By Siri Mitchell
As an author of historical novels, I want my stories to be true to the times, I want them to feel authentic, but I don’t want them to read like a history book. Here are a few tips I’ve found to keep story front and center. I try to remember that:
1. A little goes a long way. Research as much as you possibly can and then try your best not to use more than a tenth of what you learned. What readers most want is a compelling story, not a string of quaint ideas and little-known facts strung together into a narrative. Fiction readers are wily. They can tell when you’re trying to educate them and when you’re simply hoping to entertain them.
2. It’s not about me. The things you find absolutely fascinating about eras of the past are probably things that your characters would have seen as commonplace. The key in deciding what details to put in and leave out is seeing the setting through your characters’ eyes. If they wouldn’t notice or remark upon something, then neither should you.
3. Tunnel vision is a good thing. Once I step into my character’s point-of-view, I must only use metaphors and comparisons to things he or she would have knowledge of or experience with. My character might never have seen an ocean (so no ‘waves of fear’, no ‘swept in like the tide’, being adrift, or the scuttling of anything). My characters might never have seen a glittering jewel (no emerald-green eyes or ruby-colored gowns). If my character is an urban dweller there should be no references to ‘robin’s egg blue’ and maybe not even to a clear sky depending upon the era in which you’re writing.
4. I should check my modern-day prejudices at the door. There are lots of things that can make a writer squeamish about the past, especially when it’s viewed from a modern perspective. Don’t believe children should be seen and not heard? Don’t think anyone should be required to wear a corset or marry strictly to further family ambitions? Your characters likely did. You need to let your characters be true to the times, no matter how backward they may seem to you.

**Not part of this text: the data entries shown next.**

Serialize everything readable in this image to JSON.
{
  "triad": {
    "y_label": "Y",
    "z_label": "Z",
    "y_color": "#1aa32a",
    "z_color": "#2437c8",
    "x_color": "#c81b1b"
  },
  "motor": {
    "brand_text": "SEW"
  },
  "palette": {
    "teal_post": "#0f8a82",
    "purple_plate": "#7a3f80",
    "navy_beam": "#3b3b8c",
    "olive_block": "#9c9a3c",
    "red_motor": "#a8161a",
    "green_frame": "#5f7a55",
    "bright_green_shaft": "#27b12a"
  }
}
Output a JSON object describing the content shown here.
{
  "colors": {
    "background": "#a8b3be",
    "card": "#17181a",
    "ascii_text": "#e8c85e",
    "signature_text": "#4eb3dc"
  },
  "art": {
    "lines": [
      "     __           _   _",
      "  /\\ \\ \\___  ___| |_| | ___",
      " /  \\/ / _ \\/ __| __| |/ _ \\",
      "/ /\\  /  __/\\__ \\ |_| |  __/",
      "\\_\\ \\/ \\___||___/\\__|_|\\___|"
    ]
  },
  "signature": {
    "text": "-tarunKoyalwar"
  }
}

Let them be the product of their era’s and prejudices, view those things just like they did: matter-of-fact, without guilt or apology.
5. My story isn’t over when it’s over; and it doesn’t start when it starts. Don’t just research your novel from first page to last. You need to know where your characters came from and where they’re going. What kinds of thoughts and attitudes were ‘old-fashioned’ during your characters’ era? And what would it have looked like for them to be forward-thinking? What was history leaning towards and what was it retreating from?
When I keep these tips in mind, then my story steps to the forefront and history stays where it’s supposed to: in the background.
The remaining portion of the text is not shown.